Порой Эмили сомневалась, что сама обладает подлинной убежденностью. Почти тридцать лет писала статьи. Издатель в Новой Шотландии опубликовал два сборника стихов – явились и растаяли. Статьи Эмили вызывали у читателей интерес, но она подозревала, что ее понятия о многом смутны, идеи касательно немногого категоричны. Возможно, у нее развился иммунитет к глубине. И теперь она лишь скользит по поверхности. Дрейфует на затейливом стеклышке. Да, она взбаламутила мелочные каноны ожиданий – незамужняя мать, журналистка, – но едва ли этого довольно. Много лет отвоевывала себе место в мире, однако ныне постарела, устала и недоумевает, почему это было важно. Отяжелела.

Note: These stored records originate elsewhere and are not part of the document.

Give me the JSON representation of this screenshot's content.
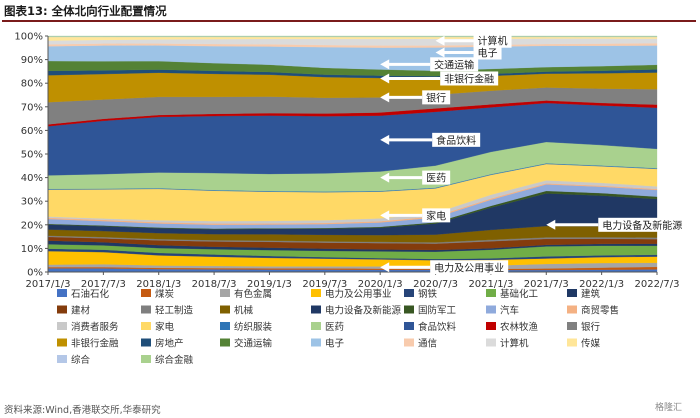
{
  "header": {
    "title": "图表13:  全体北向行业配置情况",
    "rule_color": "#7a1b1b"
  },
  "footer": {
    "source": "资料来源:Wind,香港联交所,华泰研究",
    "watermark": "格隆汇"
  },
  "chart_data": {
    "type": "area",
    "stacked": true,
    "x": [
      "2017/1/3",
      "2017/7/3",
      "2018/1/3",
      "2018/7/3",
      "2019/1/3",
      "2019/7/3",
      "2020/1/3",
      "2020/7/3",
      "2021/1/3",
      "2021/7/3",
      "2022/1/3",
      "2022/7/3"
    ],
    "x_tick_labels": [
      "2017/1/3",
      "2017/7/3",
      "2018/1/3",
      "2018/7/3",
      "2019/1/3",
      "2019/7/3",
      "2020/1/3",
      "2020/7/3",
      "2021/1/3",
      "2021/7/3",
      "2022/1/3",
      "2022/7/3"
    ],
    "y_tick_labels": [
      "0%",
      "10%",
      "20%",
      "30%",
      "40%",
      "50%",
      "60%",
      "70%",
      "80%",
      "90%",
      "100%"
    ],
    "ylim": [
      0,
      100
    ],
    "grid": false,
    "legend_position": "bottom",
    "series": [
      {
        "name": "石油石化",
        "color": "#4472c4",
        "values": [
          1.5,
          1.5,
          1.2,
          1.1,
          1.0,
          1.0,
          0.9,
          0.9,
          0.8,
          0.8,
          0.9,
          1.0
        ]
      },
      {
        "name": "煤炭",
        "color": "#c55a11",
        "values": [
          0.5,
          0.5,
          0.5,
          0.5,
          0.5,
          0.5,
          0.5,
          0.4,
          0.5,
          0.6,
          0.8,
          1.0
        ]
      },
      {
        "name": "有色金属",
        "color": "#a5a5a5",
        "values": [
          1.0,
          1.2,
          1.0,
          0.9,
          0.8,
          0.8,
          0.9,
          0.9,
          1.3,
          1.8,
          1.8,
          1.6
        ]
      },
      {
        "name": "电力及公用事业",
        "color": "#ffc000",
        "values": [
          5.5,
          5.0,
          4.2,
          3.8,
          3.5,
          3.2,
          2.9,
          2.6,
          2.3,
          2.2,
          2.3,
          2.4
        ]
      },
      {
        "name": "钢铁",
        "color": "#264478",
        "values": [
          1.0,
          1.0,
          1.0,
          0.9,
          0.8,
          0.6,
          0.5,
          0.5,
          0.6,
          0.8,
          0.7,
          0.7
        ]
      },
      {
        "name": "基础化工",
        "color": "#70ad47",
        "values": [
          1.8,
          1.8,
          2.0,
          2.2,
          2.4,
          2.6,
          2.8,
          3.0,
          3.5,
          4.0,
          3.8,
          3.5
        ]
      },
      {
        "name": "建筑",
        "color": "#1f3864",
        "values": [
          1.5,
          1.3,
          1.2,
          1.0,
          1.0,
          0.9,
          0.8,
          0.7,
          0.6,
          0.6,
          0.7,
          0.8
        ]
      },
      {
        "name": "建材",
        "color": "#843c0c",
        "values": [
          1.5,
          1.6,
          2.0,
          2.2,
          2.4,
          2.5,
          2.6,
          2.6,
          2.8,
          2.4,
          2.0,
          1.8
        ]
      },
      {
        "name": "轻工制造",
        "color": "#7f7f7f",
        "values": [
          0.5,
          0.5,
          0.5,
          0.5,
          0.5,
          0.5,
          0.5,
          0.5,
          0.6,
          0.6,
          0.6,
          0.6
        ]
      },
      {
        "name": "机械",
        "color": "#7f6000",
        "values": [
          2.5,
          2.5,
          2.5,
          2.5,
          2.6,
          2.7,
          2.8,
          3.2,
          4.0,
          4.5,
          4.3,
          4.0
        ]
      },
      {
        "name": "电力设备及新能源",
        "color": "#203864",
        "values": [
          2.0,
          2.0,
          2.0,
          2.0,
          2.2,
          2.5,
          3.0,
          4.5,
          9.0,
          13.0,
          12.0,
          11.0
        ]
      },
      {
        "name": "国防军工",
        "color": "#385723",
        "values": [
          0.3,
          0.3,
          0.3,
          0.3,
          0.3,
          0.3,
          0.4,
          0.5,
          0.7,
          1.0,
          1.0,
          0.9
        ]
      },
      {
        "name": "汽车",
        "color": "#8faadc",
        "values": [
          2.0,
          1.8,
          1.7,
          1.6,
          1.5,
          1.6,
          1.8,
          2.0,
          2.5,
          2.6,
          2.5,
          2.6
        ]
      },
      {
        "name": "商贸零售",
        "color": "#f4b183",
        "values": [
          0.5,
          0.5,
          0.5,
          0.5,
          0.5,
          0.5,
          0.5,
          0.5,
          0.5,
          0.4,
          0.4,
          0.4
        ]
      },
      {
        "name": "消费者服务",
        "color": "#c9c9c9",
        "values": [
          0.5,
          0.6,
          0.8,
          1.0,
          1.0,
          1.1,
          1.2,
          1.4,
          1.5,
          1.2,
          1.1,
          1.0
        ]
      },
      {
        "name": "家电",
        "color": "#ffd966",
        "values": [
          11.0,
          12.0,
          13.0,
          12.5,
          12.0,
          11.5,
          11.0,
          10.0,
          8.0,
          6.5,
          6.5,
          6.8
        ]
      },
      {
        "name": "纺织服装",
        "color": "#2e75b6",
        "values": [
          0.3,
          0.3,
          0.3,
          0.3,
          0.3,
          0.3,
          0.3,
          0.3,
          0.3,
          0.3,
          0.3,
          0.3
        ]
      },
      {
        "name": "医药",
        "color": "#a9d18e",
        "values": [
          5.5,
          6.0,
          6.5,
          7.0,
          7.0,
          7.5,
          8.0,
          9.0,
          9.0,
          8.5,
          8.0,
          7.5
        ]
      },
      {
        "name": "食品饮料",
        "color": "#2f5597",
        "values": [
          20.0,
          22.0,
          23.0,
          23.5,
          24.0,
          23.5,
          23.0,
          22.0,
          18.0,
          15.5,
          15.5,
          16.0
        ]
      },
      {
        "name": "农林牧渔",
        "color": "#c00000",
        "values": [
          0.8,
          0.8,
          0.8,
          0.9,
          1.0,
          1.1,
          1.3,
          1.4,
          1.2,
          1.0,
          1.0,
          1.2
        ]
      },
      {
        "name": "银行",
        "color": "#808080",
        "values": [
          9.0,
          8.0,
          7.5,
          7.0,
          6.8,
          6.5,
          6.2,
          5.6,
          5.5,
          5.2,
          5.6,
          6.0
        ]
      },
      {
        "name": "非银行金融",
        "color": "#bf9000",
        "values": [
          11.0,
          10.5,
          10.0,
          9.5,
          9.0,
          8.5,
          8.0,
          6.8,
          6.0,
          5.5,
          6.0,
          6.5
        ]
      },
      {
        "name": "房地产",
        "color": "#1f4e79",
        "values": [
          1.8,
          1.5,
          1.3,
          1.2,
          1.1,
          1.0,
          1.0,
          0.8,
          0.8,
          0.8,
          1.0,
          1.2
        ]
      },
      {
        "name": "交通运输",
        "color": "#548235",
        "values": [
          4.0,
          3.8,
          3.5,
          3.2,
          3.0,
          2.8,
          2.5,
          2.2,
          2.0,
          1.8,
          1.8,
          1.8
        ]
      },
      {
        "name": "电子",
        "color": "#9dc3e6",
        "values": [
          6.0,
          6.5,
          6.5,
          7.0,
          7.5,
          8.5,
          9.0,
          9.5,
          9.0,
          8.5,
          8.0,
          7.5
        ]
      },
      {
        "name": "通信",
        "color": "#f8cbad",
        "values": [
          0.8,
          0.8,
          0.8,
          0.9,
          0.9,
          0.9,
          0.9,
          0.8,
          0.7,
          0.7,
          0.8,
          0.9
        ]
      },
      {
        "name": "计算机",
        "color": "#dbdbdb",
        "values": [
          1.5,
          1.5,
          1.7,
          2.0,
          2.2,
          2.5,
          2.7,
          2.8,
          2.5,
          2.2,
          2.0,
          1.8
        ]
      },
      {
        "name": "传媒",
        "color": "#ffe699",
        "values": [
          1.5,
          1.2,
          1.0,
          0.9,
          0.8,
          0.8,
          0.8,
          0.7,
          0.7,
          0.6,
          0.6,
          0.6
        ]
      },
      {
        "name": "综合",
        "color": "#b4c7e7",
        "values": [
          0.2,
          0.2,
          0.2,
          0.2,
          0.2,
          0.2,
          0.2,
          0.2,
          0.2,
          0.2,
          0.2,
          0.2
        ]
      },
      {
        "name": "综合金融",
        "color": "#a9d18e",
        "values": [
          0.2,
          0.2,
          0.2,
          0.2,
          0.2,
          0.2,
          0.2,
          0.2,
          0.2,
          0.2,
          0.2,
          0.2
        ]
      }
    ],
    "annotations": [
      {
        "label": "计算机",
        "x": "2020/7/3",
        "y": 98.0,
        "lx": "2020/7/3",
        "ly": 98.0,
        "side": "right"
      },
      {
        "label": "电子",
        "x": "2020/7/3",
        "y": 93.0,
        "lx": "2020/7/3",
        "ly": 93.0,
        "side": "right"
      },
      {
        "label": "交通运输",
        "x": "2020/1/3",
        "y": 88.0,
        "lx": "2020/1/3",
        "ly": 88.0,
        "side": "right"
      },
      {
        "label": "非银行金融",
        "x": "2020/1/3",
        "y": 82.0,
        "lx": "2020/1/3",
        "ly": 82.0,
        "side": "right"
      },
      {
        "label": "银行",
        "x": "2020/1/3",
        "y": 74.0,
        "lx": "2020/1/3",
        "ly": 74.0,
        "side": "right"
      },
      {
        "label": "食品饮料",
        "x": "2020/1/3",
        "y": 56.0,
        "lx": "2020/1/3",
        "ly": 56.0,
        "side": "right"
      },
      {
        "label": "医药",
        "x": "2020/1/3",
        "y": 40.0,
        "lx": "2020/1/3",
        "ly": 40.0,
        "side": "right"
      },
      {
        "label": "家电",
        "x": "2020/1/3",
        "y": 24.0,
        "lx": "2020/1/3",
        "ly": 24.0,
        "side": "right"
      },
      {
        "label": "电力设备及新能源",
        "x": "2021/7/3",
        "y": 20.0,
        "lx": "2021/7/3",
        "ly": 20.0,
        "side": "right"
      },
      {
        "label": "电力及公用事业",
        "x": "2020/1/3",
        "y": 2.0,
        "lx": "2020/1/3",
        "ly": 2.0,
        "side": "right"
      }
    ]
  }
}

Чего-то ей недостает – никак не ухватишь и не поймешь, что бы это могло быть. Она чуяла: есть нечто большее, переворот страницы, конец строки, напор слова, разрыв привычек. Завидовала молодой англичанке Вулф. Такая властная, такая многообещающая. Полифонична. Умеет жить в разных телах.
Быть может, Эмили затем и отправилась в путешествие – оторваться от рутины. Подбавить пульса в жизнь. Они с Лотти столько лет провели бок о бок в гостинице «Кокрейн». Номер крошечный, но они прекрасно расходились бы там с завязанными глазами.
На палубе шел бадминтонный матч. Вдали волан описал дугу, застыл в полете, завис, точно подхваченный магнитным полем, источаемым недрами парохода, а затем, летя в другую сторону, на миг заленился, припомнил, что на свете есть ветер, снова устремился вперед.
Из каюты, размахивая одолженной ракеткой, вышла Лотти в длинной юбке. Оголенный провод. Всегда такой была. Ни притворства, ни изящества, но вся прошита электричеством, восторгом свободного полета. Не красавица, но едва ли это важно. Из тех девушек, чей смех слышишь еще из-за угла. Быстренько нашла себе партнера для смешанной парной игры.
Держа над головой поднос с напитками, палубу патрулировал стюард. За ручку прогуливались супруги, пожилые сербы: сказали, что возвращаются домой после своего американского эксперимента. Под глянцем шевелюр шествовали двое разодетых мексиканцев. На носу репетировал духовой оркестр. Эмили смотрела, как тень трубы скользит по палубе, медленно переползает с одного борта на другой.
Ни капли не верится, что ее собственная мать лет восемьдесят назад направлялась в Америку на плавучем гробу, средь лихорадки и утраты, а теперь Эмили, уже со своей дочерью, плывет в Европу первым классом на пароходе, где лед производят электрогенераторы.